We Have Always Lived in the Castle is narrated by eighteen-year-old Mary Katherine Blackwood or “Merricat” as she is commonly called. Mary Katherine lives in almost complete isolation with her older sister Constance and their ill Uncle Julien. The town has shunned the family since the rest of the Blackwood family (their mother, father, brother and aunt) were poisoned with sugar laced with arsenic. Constance was tried and acquitted for the crime but they have become an urban legend, with songs created by the townspeople to taunt them for the crime. Constance does not leave the house, only Mary Katherine dares to enter town twice a week to buy food.

Something that really struck me in this novel was how young Mary Katherine and Constance act.
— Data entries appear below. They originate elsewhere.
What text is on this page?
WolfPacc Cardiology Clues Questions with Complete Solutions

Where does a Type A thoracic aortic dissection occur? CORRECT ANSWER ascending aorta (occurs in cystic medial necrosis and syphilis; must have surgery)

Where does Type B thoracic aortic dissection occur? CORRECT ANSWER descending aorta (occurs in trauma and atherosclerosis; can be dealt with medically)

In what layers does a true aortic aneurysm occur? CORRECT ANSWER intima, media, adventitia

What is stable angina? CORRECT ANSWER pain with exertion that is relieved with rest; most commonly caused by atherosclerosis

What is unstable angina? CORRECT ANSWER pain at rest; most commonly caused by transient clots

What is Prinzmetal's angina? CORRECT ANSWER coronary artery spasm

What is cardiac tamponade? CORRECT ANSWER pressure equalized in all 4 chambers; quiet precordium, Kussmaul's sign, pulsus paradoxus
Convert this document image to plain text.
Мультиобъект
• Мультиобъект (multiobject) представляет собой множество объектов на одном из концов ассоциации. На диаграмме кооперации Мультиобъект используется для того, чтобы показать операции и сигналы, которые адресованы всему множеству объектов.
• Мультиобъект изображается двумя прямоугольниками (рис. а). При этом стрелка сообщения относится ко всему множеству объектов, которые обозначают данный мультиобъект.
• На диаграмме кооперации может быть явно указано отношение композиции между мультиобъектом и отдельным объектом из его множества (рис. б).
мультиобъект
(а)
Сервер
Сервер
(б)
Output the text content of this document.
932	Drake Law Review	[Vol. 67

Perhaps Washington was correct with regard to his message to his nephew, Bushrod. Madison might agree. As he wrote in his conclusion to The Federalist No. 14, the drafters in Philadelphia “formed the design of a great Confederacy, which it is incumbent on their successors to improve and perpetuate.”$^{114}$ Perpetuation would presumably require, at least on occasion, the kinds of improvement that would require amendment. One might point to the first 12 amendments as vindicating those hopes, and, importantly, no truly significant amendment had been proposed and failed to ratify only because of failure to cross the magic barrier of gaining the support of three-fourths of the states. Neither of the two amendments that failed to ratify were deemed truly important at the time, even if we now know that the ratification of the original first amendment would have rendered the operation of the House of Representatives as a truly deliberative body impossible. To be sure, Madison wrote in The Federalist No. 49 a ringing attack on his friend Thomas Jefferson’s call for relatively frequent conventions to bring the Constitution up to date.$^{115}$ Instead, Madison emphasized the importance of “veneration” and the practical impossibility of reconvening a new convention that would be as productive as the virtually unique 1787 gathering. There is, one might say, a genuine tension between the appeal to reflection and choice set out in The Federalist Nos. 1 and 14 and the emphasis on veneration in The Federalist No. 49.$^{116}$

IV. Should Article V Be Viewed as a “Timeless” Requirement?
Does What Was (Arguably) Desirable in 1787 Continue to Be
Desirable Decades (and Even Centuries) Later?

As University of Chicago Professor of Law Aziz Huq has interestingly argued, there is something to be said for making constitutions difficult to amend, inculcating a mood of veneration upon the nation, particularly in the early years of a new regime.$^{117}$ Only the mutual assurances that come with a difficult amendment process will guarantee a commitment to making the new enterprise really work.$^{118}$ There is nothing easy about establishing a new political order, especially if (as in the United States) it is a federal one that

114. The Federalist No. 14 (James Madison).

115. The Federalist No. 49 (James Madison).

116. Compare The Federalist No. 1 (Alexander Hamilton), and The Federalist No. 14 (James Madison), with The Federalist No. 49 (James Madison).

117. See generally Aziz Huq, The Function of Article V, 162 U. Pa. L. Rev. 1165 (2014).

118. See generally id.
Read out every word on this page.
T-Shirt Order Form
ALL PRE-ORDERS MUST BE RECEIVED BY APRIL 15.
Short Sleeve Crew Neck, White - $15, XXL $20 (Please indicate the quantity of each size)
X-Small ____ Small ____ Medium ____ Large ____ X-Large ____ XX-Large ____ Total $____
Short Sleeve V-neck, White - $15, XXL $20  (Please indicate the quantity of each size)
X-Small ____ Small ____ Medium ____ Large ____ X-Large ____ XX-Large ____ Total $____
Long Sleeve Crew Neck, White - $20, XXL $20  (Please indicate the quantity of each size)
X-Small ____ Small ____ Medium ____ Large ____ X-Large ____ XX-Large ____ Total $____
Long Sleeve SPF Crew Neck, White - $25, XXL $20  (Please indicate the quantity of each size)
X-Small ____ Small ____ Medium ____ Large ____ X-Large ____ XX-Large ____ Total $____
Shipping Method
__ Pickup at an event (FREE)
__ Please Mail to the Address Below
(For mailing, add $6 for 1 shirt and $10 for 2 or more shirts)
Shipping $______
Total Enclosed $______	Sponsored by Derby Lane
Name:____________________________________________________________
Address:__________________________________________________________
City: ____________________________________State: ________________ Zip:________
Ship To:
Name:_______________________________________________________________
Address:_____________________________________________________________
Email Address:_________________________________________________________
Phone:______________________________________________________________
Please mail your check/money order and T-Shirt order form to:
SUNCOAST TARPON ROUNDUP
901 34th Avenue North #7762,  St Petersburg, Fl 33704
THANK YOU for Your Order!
Constance often says “Silly Merricat” and seems to ignore anything difficult. Mary Katherine buries things and has several superstitions that she follows to protect her and her sister. She even has a feline sidekick, Jonas, to whom she speaks to like he is human. The three remaining Blackwoods live in their own detached world until their cousin Charles visits.

Charles only wants to take advantage of their money and old family heirlooms but only Mary Katherine sees his true nature. She goes on a mission to stop him, no matter how much damage she causes to succeed.

The prior poisoning looms in the book, but you never get a full explanation on what happened. I understand that this is done intentionally to add an eerie tone and it is successful. But I really wanted to know why they were poisoned and why these two women really didn’t care. But I was terrified of the Blackwood’s at the end of the novel, just like the townspeople. Such an engrossing read.